2×20 Intervals

What are 2 x 20 Intervals?

In summary 2 x 20 intervals are two 20 minute blocks of hard, intense riding divided by a short period of recovery.


The main aim of the 2 x 20 interval workout is to increase your power output and subsequent average speed of your rides. More specifically, 2 x 20 intervals will increase your Functional Threshold Power or FTP. Your FTP can be defined as the maximum level of power you can output constantly for one hour.

Interval Training - 2x20 Intervalsimage by team traveller

Why bother?

So if you’re training for an endurance event like a century ride, why do you want to be increasing your functional threshold power? Well, put simply increasing your FTP will almost certainly improve your all round riding performance. While base training improves your endurance, increasing your FTP gives you more speed and power, no matter how long your event lasts.

Secondly interval training is a great way to control any intense workouts you do in order to maximize your recovery, reduce the risks of over training and injury.



Ideally you need a flat piece of road with little traffic and few junctions where you can be sure to get a good 20 minute period where you have few distractions and can cycle at a hard, steady pace.

Intervals are perfect for indoor training as when training indoors you can train with no interruptions. Secondly the lack of wind, other road traffic and hills means you can perform a more controlled and consistent session allowing you to compare data (heart rate, power output etc) between different interval sessions.


How to Perform 2 x 20 Intervals

There are a lot of different myths around concerning 2 x 20 minute intervals. While there are many variations out there and no one version is ‘better’ than the others I’ll detail below my version of the workout and introduce some basic variations you can incorporate.

There are many different ways to measure your efforts during these intervals (heart rate, perceived effort, % of functional threshold power etc). I’ll discuss these in more detail later in the article but i’ll include below some guideline % of Max heart rates (MHR) to give you an idea.


The Basic 2 x 20 Interval

  • 10 mins steady warm up (75% MHR)
  • 20 mins full intensity (85%-90% MHR, 100%FTP)
  • 10 mins easy pace (65% MHR)
  • 20 mins full intensity (85%-90%  MHR, 100%FTP)
  • 10 mins steady cool down (65% MHR)


When performing these intervals at ‘full intensity’ (as prescribed above) you should only just be able to complete the second interval. By the end your legs should be burning and lungs screaming at you to stop. This should be around 100% (or just over) your functional threshold power (FTP).

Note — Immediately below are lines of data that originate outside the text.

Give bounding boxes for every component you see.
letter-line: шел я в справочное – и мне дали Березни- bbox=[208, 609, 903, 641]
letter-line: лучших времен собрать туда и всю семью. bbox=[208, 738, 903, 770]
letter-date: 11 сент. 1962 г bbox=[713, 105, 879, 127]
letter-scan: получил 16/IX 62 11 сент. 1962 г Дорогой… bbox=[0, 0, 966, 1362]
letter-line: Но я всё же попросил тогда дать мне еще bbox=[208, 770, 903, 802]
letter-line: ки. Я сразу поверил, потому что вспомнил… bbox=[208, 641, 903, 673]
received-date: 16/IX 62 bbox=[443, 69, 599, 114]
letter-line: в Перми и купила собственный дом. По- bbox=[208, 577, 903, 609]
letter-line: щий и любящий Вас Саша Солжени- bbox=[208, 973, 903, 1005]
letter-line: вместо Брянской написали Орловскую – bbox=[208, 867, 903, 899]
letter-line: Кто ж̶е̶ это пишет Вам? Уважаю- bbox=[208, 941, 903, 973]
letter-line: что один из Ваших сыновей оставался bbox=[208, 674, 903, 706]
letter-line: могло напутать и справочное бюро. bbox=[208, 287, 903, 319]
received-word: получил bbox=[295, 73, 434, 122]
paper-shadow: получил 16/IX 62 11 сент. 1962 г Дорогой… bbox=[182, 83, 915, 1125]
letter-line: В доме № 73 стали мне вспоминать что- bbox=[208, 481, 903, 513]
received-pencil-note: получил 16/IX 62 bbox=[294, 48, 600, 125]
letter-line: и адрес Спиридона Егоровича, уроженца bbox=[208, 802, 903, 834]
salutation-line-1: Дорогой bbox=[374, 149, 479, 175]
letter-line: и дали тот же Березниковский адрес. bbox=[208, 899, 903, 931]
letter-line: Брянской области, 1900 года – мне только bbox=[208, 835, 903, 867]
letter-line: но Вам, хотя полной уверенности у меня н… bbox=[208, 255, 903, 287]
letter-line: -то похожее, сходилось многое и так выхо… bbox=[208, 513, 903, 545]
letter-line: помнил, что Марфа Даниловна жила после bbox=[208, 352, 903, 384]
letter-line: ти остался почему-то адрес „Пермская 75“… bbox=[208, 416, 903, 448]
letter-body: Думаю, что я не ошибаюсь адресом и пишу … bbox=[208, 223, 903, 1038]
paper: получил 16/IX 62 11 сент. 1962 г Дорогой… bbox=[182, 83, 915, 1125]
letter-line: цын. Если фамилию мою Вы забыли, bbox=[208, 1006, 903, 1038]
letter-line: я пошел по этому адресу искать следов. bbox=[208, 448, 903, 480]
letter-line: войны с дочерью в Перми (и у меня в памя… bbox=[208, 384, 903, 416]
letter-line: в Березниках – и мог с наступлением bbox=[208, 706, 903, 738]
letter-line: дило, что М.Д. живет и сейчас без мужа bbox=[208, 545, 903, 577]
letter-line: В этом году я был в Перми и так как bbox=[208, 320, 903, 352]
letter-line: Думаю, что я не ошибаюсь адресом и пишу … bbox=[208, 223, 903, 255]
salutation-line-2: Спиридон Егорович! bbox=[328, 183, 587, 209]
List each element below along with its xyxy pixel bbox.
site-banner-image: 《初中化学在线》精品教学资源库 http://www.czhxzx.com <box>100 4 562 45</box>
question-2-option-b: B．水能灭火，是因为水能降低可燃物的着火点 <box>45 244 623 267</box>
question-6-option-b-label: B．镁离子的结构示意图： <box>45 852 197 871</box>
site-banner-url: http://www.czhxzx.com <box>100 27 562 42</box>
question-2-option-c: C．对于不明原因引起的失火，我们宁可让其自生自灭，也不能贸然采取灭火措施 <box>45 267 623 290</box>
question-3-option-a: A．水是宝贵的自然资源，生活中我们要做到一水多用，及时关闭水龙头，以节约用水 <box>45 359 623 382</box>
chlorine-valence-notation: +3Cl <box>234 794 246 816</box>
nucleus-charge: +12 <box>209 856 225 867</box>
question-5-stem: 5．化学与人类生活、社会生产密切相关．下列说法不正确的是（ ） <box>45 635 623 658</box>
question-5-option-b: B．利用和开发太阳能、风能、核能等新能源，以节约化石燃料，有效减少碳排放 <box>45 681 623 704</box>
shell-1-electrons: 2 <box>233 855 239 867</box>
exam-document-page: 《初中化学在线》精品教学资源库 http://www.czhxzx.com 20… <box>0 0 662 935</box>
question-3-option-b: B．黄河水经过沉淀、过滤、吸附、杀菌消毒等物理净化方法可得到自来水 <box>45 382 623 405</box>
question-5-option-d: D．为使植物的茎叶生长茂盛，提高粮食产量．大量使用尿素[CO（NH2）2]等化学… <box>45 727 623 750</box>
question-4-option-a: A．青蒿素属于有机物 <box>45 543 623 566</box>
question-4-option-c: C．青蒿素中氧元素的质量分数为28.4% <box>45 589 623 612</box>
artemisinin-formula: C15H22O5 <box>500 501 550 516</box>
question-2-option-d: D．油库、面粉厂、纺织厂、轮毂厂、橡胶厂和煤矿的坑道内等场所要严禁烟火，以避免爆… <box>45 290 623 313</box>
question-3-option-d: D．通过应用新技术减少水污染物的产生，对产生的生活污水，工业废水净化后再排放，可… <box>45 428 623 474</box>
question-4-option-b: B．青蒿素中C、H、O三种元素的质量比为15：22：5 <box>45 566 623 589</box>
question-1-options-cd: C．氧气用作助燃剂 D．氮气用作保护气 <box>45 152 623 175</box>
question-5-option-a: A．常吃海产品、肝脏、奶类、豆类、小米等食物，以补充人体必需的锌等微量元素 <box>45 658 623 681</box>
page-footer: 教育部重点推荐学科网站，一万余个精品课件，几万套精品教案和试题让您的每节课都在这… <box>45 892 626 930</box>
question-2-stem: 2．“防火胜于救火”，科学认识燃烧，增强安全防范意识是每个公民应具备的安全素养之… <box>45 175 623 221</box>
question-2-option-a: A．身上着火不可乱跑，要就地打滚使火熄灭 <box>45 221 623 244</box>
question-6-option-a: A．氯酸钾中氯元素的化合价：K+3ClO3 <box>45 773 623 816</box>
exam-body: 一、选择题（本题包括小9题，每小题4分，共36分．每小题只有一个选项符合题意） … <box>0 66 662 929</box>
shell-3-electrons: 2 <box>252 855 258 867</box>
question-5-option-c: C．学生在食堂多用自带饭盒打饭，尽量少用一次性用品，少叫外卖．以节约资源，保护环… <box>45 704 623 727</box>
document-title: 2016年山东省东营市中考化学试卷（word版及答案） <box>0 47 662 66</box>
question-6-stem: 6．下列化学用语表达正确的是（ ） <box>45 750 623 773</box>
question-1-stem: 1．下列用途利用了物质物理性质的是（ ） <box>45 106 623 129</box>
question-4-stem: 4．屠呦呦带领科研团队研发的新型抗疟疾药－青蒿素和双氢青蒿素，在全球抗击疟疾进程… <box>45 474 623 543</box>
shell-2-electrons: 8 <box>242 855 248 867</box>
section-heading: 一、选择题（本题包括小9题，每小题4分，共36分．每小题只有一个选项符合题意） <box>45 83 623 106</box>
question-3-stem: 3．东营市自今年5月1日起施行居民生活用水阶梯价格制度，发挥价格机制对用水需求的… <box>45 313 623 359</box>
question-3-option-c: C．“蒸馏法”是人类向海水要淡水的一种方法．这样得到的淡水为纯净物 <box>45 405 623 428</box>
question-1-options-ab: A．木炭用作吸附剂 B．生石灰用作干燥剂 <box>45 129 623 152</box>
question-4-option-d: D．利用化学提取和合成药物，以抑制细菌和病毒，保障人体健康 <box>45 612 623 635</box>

Variations of the 2 x 20 Interval

Stating the exact efforts to ride these intervals at is a difficult task. Below i’ll discuss some of the reasons why. By adjusting the gearing you ride the intervals at, you’ll dramatically affect your power output, heart rate and perceived effort.

My main cycling style is to spin smaller gears with a higher cadence and to rely more on my cardiovascular fitness rather than the power in my legs. By altering the gear i ride these intervals in I can massively change what my perceived effort (legs versus lungs), heart rate and power outputs are.

If i push too big a gear I blow up early with aching legs yet my heart rate remains low while my power output will have been high. Increase my cadence in to a smaller gear and my heart rate increases, my power decreases and the effort is on my lungs not my legs.

I like to vary the intervals i ride so sometimes i’ll choose a bigger gear than normal to challenge my strength and try to focus more on increasing my power output. Other times i’ll spin more, working my cardiovascular system more. Once you start doing these sessions you’ll soon get a feel for how you can vary the gearing to achieve different effects.


Why Interval Training Works for Cyclists

By riding 2 20 minute blocks at your max 1 hour power output you’re giving yourself a very tough workout. The recovery in between the intervals means the overall workload is less than if you simply rode for 40 minutes at that intensity with no break.

The big benefit of this workload being less is your body can recover quicker after the training session. This means you’re fresher and fitter for you next training session than you otherwise would have been. Intervals have long been proven to be one of the most efficient ways to make big improvements to your functional threshold power.


When to Use Intervals

When you ride these intervals, and of course how hard, will depend on your training program and your current level of fitness. Usually intervals should only be started in the Spring after you’ve developed a good base fitness.

That said, there is no reason why you can’t perform intervals at any time of the year so long as you allow your body to recover sufficiently afterward. Don’t under estimate how much these short sessions take out of you.

If you know you have a few days off the bike then go hard and maybe ride them at just over your functional threshold power. On the other hand if have a busy week and some big rides coming up then maybe 2 x 20 intervals aren’t the best session for you, at the very least you should ride them at a lower intensity that normal.